Jehan is a few years younger than me, but he was still really knowledgeable about 70s rock and a lot of the punk rock bands that i was into such as Negative Approach, Rites of Spring, Minutemen, The Replacements and stuff like that. that being said, we would be lying if we said that we weren't strongly influenced by the wave of rock and roll that was known as Grunge in the 90s. and also by the indie-rock/post-punk/math rock bands of the 90s as well (Propeller was known to many as being a "math rock" band as well).so i could say that we both love 70s rock, 80s punk and 90s indie rock/grunge bands... but the truth of the matter is that we are probably influenced by every note of music we ever heard and digested. And, when it comes to writing music, we absolutely don't attempt to make songs that are aligned with any specific genre or scene... we just like to play rock and roll together... and so we try to come up with simple melodies that evoke some strong energy and give us room to play around with as we compose them in hopes of ultimately crafting a song that is as or more fun for us to play than it is for others to hear. sure, we want people to enjoy the music... but only if we enjoy playing it too.

Cuz seriously, for the first time in over 10 years, it really is finally ALL ABOUT having a good time making music together and sharing that joy with anyone who wants a slice. mostly though... if there is anything i want people to hear in our music, it is the genuine love we have for each other, rock and roll and mankind in general. cause as hippie dippie as that sounds... it is true. And we want people to feel a little bit of love whenever they see JWPP play.

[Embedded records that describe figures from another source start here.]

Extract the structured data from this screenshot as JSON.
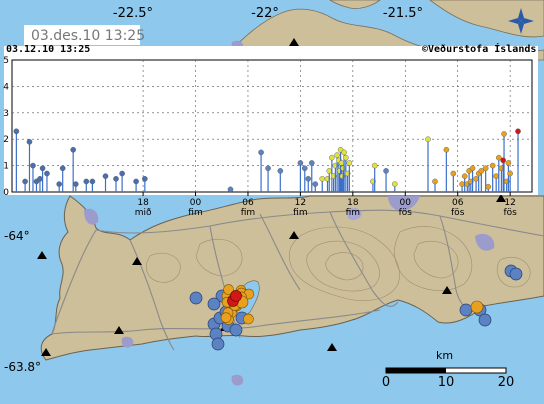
{
  "map": {
    "date_badge": "03.des.10  13:25",
    "timestamp": "03.12.10  13:25",
    "credit": "©Veðurstofa Íslands",
    "logo_icon": "vedurstofa-logo-icon",
    "longitude_labels": [
      "-22.5°",
      "-22°",
      "-21.5°"
    ],
    "latitude_labels": [
      "-64°",
      "-63.8°"
    ],
    "scale_bar": {
      "unit": "km",
      "ticks": [
        "0",
        "10",
        "20"
      ]
    },
    "colors": {
      "sea": "#8ec8ec",
      "land": "#cdbf9a",
      "contour": "#a08d70",
      "road": "#8a8a8a",
      "lake": "#a8a8d8",
      "town": "#9c9ccc",
      "oldest": "#4a6fae",
      "older": "#5b82c2",
      "recent_day": "#e0e040",
      "recent_hours": "#e8a020",
      "latest": "#d01818"
    },
    "quake_counts": {
      "red": 2,
      "orange": 22,
      "blue": 16
    }
  },
  "chart_data": {
    "type": "scatter",
    "title": "",
    "xlabel": "",
    "ylabel": "",
    "ylim": [
      0,
      5
    ],
    "y_ticks": [
      "0",
      "1",
      "2",
      "3",
      "4",
      "5"
    ],
    "x_ticks": [
      {
        "hour": "18",
        "day": "mið"
      },
      {
        "hour": "00",
        "day": "fim"
      },
      {
        "hour": "06",
        "day": "fim"
      },
      {
        "hour": "12",
        "day": "fim"
      },
      {
        "hour": "18",
        "day": "fim"
      },
      {
        "hour": "00",
        "day": "fös"
      },
      {
        "hour": "06",
        "day": "fös"
      },
      {
        "hour": "12",
        "day": "fös"
      }
    ],
    "grid": true,
    "series": [
      {
        "color": "#4a6fae",
        "points": [
          [
            -20.5,
            2.3
          ],
          [
            -19.5,
            0.4
          ],
          [
            -19.0,
            1.9
          ],
          [
            -18.6,
            1.0
          ],
          [
            -18.2,
            0.4
          ],
          [
            -17.8,
            0.5
          ],
          [
            -17.5,
            0.9
          ],
          [
            -17.0,
            0.7
          ],
          [
            -15.6,
            0.3
          ],
          [
            -15.2,
            0.9
          ],
          [
            -14.0,
            1.6
          ],
          [
            -13.7,
            0.3
          ],
          [
            -12.5,
            0.4
          ],
          [
            -11.8,
            0.4
          ],
          [
            -10.3,
            0.6
          ],
          [
            -9.1,
            0.5
          ],
          [
            -8.4,
            0.7
          ],
          [
            -6.8,
            0.4
          ],
          [
            -5.8,
            0.5
          ]
        ]
      },
      {
        "color": "#5b82c2",
        "points": [
          [
            4.0,
            0.1
          ],
          [
            7.5,
            1.5
          ],
          [
            8.3,
            0.9
          ],
          [
            9.7,
            0.8
          ],
          [
            12.0,
            1.1
          ],
          [
            12.5,
            0.9
          ],
          [
            12.9,
            0.5
          ],
          [
            13.3,
            1.1
          ],
          [
            13.7,
            0.3
          ],
          [
            21.8,
            0.8
          ]
        ]
      },
      {
        "color": "#e0e040",
        "points": [
          [
            14.5,
            0.5
          ],
          [
            15.1,
            0.5
          ],
          [
            15.3,
            0.8
          ],
          [
            15.6,
            1.3
          ],
          [
            15.8,
            0.6
          ],
          [
            16.0,
            1.0
          ],
          [
            16.2,
            1.4
          ],
          [
            16.4,
            1.2
          ],
          [
            16.5,
            0.8
          ],
          [
            16.6,
            1.6
          ],
          [
            16.7,
            1.1
          ],
          [
            16.8,
            0.6
          ],
          [
            16.9,
            0.9
          ],
          [
            17.0,
            1.5
          ],
          [
            17.2,
            1.3
          ],
          [
            17.4,
            0.7
          ],
          [
            17.6,
            1.1
          ],
          [
            20.3,
            0.4
          ],
          [
            20.5,
            1.0
          ],
          [
            22.8,
            0.3
          ],
          [
            26.6,
            2.0
          ]
        ]
      },
      {
        "color": "#e8a020",
        "points": [
          [
            27.4,
            0.4
          ],
          [
            28.7,
            1.6
          ],
          [
            29.5,
            0.7
          ],
          [
            30.5,
            0.3
          ],
          [
            30.8,
            0.6
          ],
          [
            31.1,
            0.3
          ],
          [
            31.3,
            0.8
          ],
          [
            31.5,
            0.4
          ],
          [
            31.7,
            0.9
          ],
          [
            32.1,
            0.5
          ],
          [
            32.4,
            0.7
          ],
          [
            32.7,
            0.8
          ],
          [
            33.2,
            0.9
          ],
          [
            33.5,
            0.2
          ],
          [
            34.0,
            1.0
          ],
          [
            34.4,
            0.6
          ],
          [
            34.7,
            1.3
          ],
          [
            35.0,
            0.9
          ],
          [
            35.3,
            2.2
          ],
          [
            35.6,
            0.4
          ],
          [
            35.8,
            1.1
          ],
          [
            36.0,
            0.7
          ]
        ]
      },
      {
        "color": "#d01818",
        "points": [
          [
            35.2,
            1.2
          ],
          [
            36.9,
            2.3
          ]
        ]
      }
    ]
  }
}
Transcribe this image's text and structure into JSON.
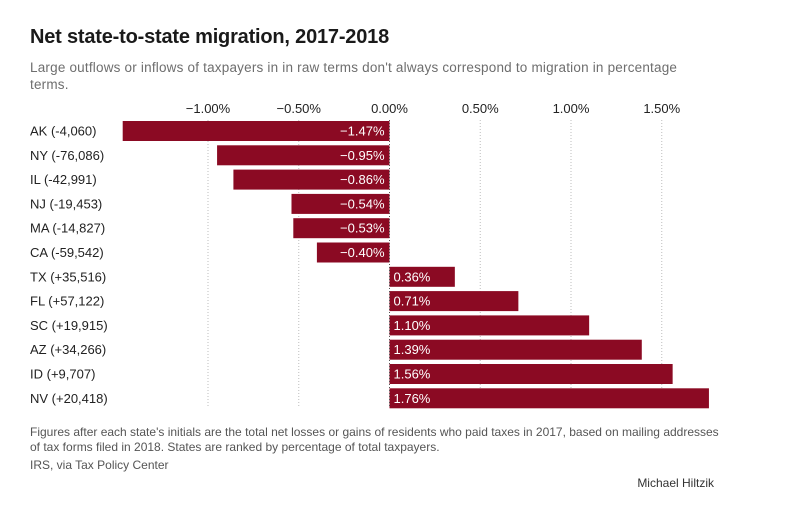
{
  "title": "Net state-to-state migration, 2017-2018",
  "subtitle": "Large outflows or inflows of taxpayers in in raw terms don't always correspond to migration in percentage terms.",
  "note": "Figures after each state's initials are the total net losses or gains of residents who paid taxes in 2017, based on mailing addresses of tax forms filed in 2018. States are ranked by percentage of total taxpayers.",
  "source": "IRS, via Tax Policy Center",
  "credit": "Michael Hiltzik",
  "colors": {
    "bar": "#8b0a23",
    "grid": "#bdbdbd",
    "bar_label": "#ffffff"
  },
  "chart_data": {
    "type": "bar",
    "orientation": "horizontal",
    "categories": [
      "AK (-4,060)",
      "NY (-76,086)",
      "IL (-42,991)",
      "NJ (-19,453)",
      "MA (-14,827)",
      "CA (-59,542)",
      "TX (+35,516)",
      "FL (+57,122)",
      "SC (+19,915)",
      "AZ (+34,266)",
      "ID (+9,707)",
      "NV (+20,418)"
    ],
    "values": [
      -1.47,
      -0.95,
      -0.86,
      -0.54,
      -0.53,
      -0.4,
      0.36,
      0.71,
      1.1,
      1.39,
      1.56,
      1.76
    ],
    "value_labels": [
      "−1.47%",
      "−0.95%",
      "−0.86%",
      "−0.54%",
      "−0.53%",
      "−0.40%",
      "0.36%",
      "0.71%",
      "1.10%",
      "1.39%",
      "1.56%",
      "1.76%"
    ],
    "ticks": [
      -1.0,
      -0.5,
      0.0,
      0.5,
      1.0,
      1.5
    ],
    "tick_labels": [
      "−1.00%",
      "−0.50%",
      "0.00%",
      "0.50%",
      "1.00%",
      "1.50%"
    ],
    "xlim": [
      -1.5,
      1.8
    ],
    "grid": true,
    "axis_position": "top"
  }
}
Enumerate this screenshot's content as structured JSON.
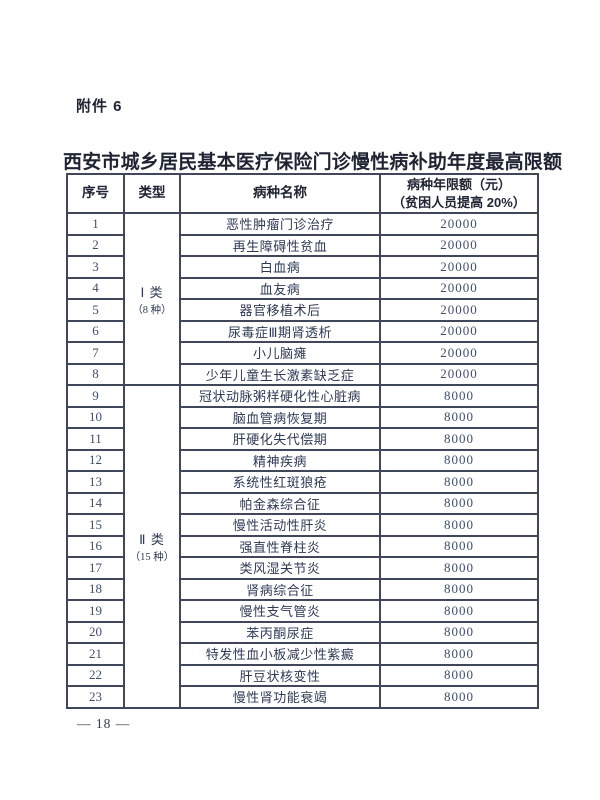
{
  "page": {
    "attachment_label": "附件 6",
    "title": "西安市城乡居民基本医疗保险门诊慢性病补助年度最高限额",
    "footer_page_number": "— 18 —"
  },
  "table": {
    "headers": {
      "col_no": "序号",
      "col_type": "类型",
      "col_disease": "病种名称",
      "col_limit_line1": "病种年限额（元）",
      "col_limit_line2": "（贫困人员提高 20%）"
    },
    "groups": [
      {
        "type_main": "Ⅰ 类",
        "type_sub": "（8 种）",
        "rows": [
          {
            "no": "1",
            "disease": "恶性肿瘤门诊治疗",
            "amount": "20000"
          },
          {
            "no": "2",
            "disease": "再生障碍性贫血",
            "amount": "20000"
          },
          {
            "no": "3",
            "disease": "白血病",
            "amount": "20000"
          },
          {
            "no": "4",
            "disease": "血友病",
            "amount": "20000"
          },
          {
            "no": "5",
            "disease": "器官移植术后",
            "amount": "20000"
          },
          {
            "no": "6",
            "disease": "尿毒症Ⅲ期肾透析",
            "amount": "20000"
          },
          {
            "no": "7",
            "disease": "小儿脑瘫",
            "amount": "20000"
          },
          {
            "no": "8",
            "disease": "少年儿童生长激素缺乏症",
            "amount": "20000"
          }
        ]
      },
      {
        "type_main": "Ⅱ 类",
        "type_sub": "（15 种）",
        "rows": [
          {
            "no": "9",
            "disease": "冠状动脉粥样硬化性心脏病",
            "amount": "8000"
          },
          {
            "no": "10",
            "disease": "脑血管病恢复期",
            "amount": "8000"
          },
          {
            "no": "11",
            "disease": "肝硬化失代偿期",
            "amount": "8000"
          },
          {
            "no": "12",
            "disease": "精神疾病",
            "amount": "8000"
          },
          {
            "no": "13",
            "disease": "系统性红斑狼疮",
            "amount": "8000"
          },
          {
            "no": "14",
            "disease": "帕金森综合征",
            "amount": "8000"
          },
          {
            "no": "15",
            "disease": "慢性活动性肝炎",
            "amount": "8000"
          },
          {
            "no": "16",
            "disease": "强直性脊柱炎",
            "amount": "8000"
          },
          {
            "no": "17",
            "disease": "类风湿关节炎",
            "amount": "8000"
          },
          {
            "no": "18",
            "disease": "肾病综合征",
            "amount": "8000"
          },
          {
            "no": "19",
            "disease": "慢性支气管炎",
            "amount": "8000"
          },
          {
            "no": "20",
            "disease": "苯丙酮尿症",
            "amount": "8000"
          },
          {
            "no": "21",
            "disease": "特发性血小板减少性紫癜",
            "amount": "8000"
          },
          {
            "no": "22",
            "disease": "肝豆状核变性",
            "amount": "8000"
          },
          {
            "no": "23",
            "disease": "慢性肾功能衰竭",
            "amount": "8000"
          }
        ]
      }
    ]
  },
  "colors": {
    "background": "#ffffff",
    "text_dark": "#1f2433",
    "text_body": "#2e3a55",
    "number": "#3f4e6e",
    "border": "#40475a"
  }
}
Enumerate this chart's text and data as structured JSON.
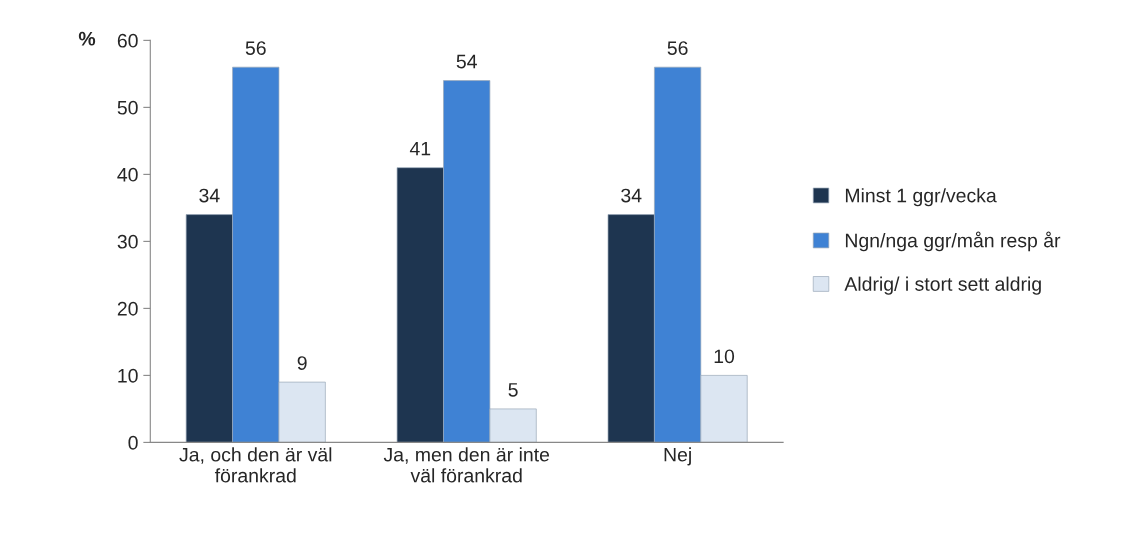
{
  "chart_data": {
    "type": "bar",
    "ylabel": "%",
    "categories": [
      "Ja, och den är väl\nförankrad",
      "Ja, men den är inte\nväl förankrad",
      "Nej"
    ],
    "series": [
      {
        "name": "Minst 1 ggr/vecka",
        "color": "#1e3550",
        "values": [
          34,
          41,
          34
        ]
      },
      {
        "name": "Ngn/nga ggr/mån resp år",
        "color": "#3f82d4",
        "values": [
          56,
          54,
          56
        ]
      },
      {
        "name": "Aldrig/ i stort sett aldrig",
        "color": "#dce6f2",
        "values": [
          9,
          5,
          10
        ]
      }
    ],
    "ylim": [
      0,
      60
    ],
    "yticks": [
      0,
      10,
      20,
      30,
      40,
      50,
      60
    ],
    "data_labels": true,
    "grid": false,
    "legend": "right"
  }
}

DC: ...future plans for now, or what you might be working on next?

AA: Now that [EP 'Knockin'] is out (available at our shows and soon by download on the LGP site), we are trying to finish up a video that we shot for the song “Too Kool To Care...: and working on some new songs as well. the video should be ready within the next week or so... recording with scotty was a dream come true (and that's saying a lot considering that we have worked with Bob Weston in the past and had a great experience with him)... and so we hope to be able to record another record with scotty possibly next spring or summer.

Basically, the general plan is to write more songs, meet more new friends, play in new venues and towns, and have a good time together...and of course, we will be attempting to continue spreading the love through rock and roll music.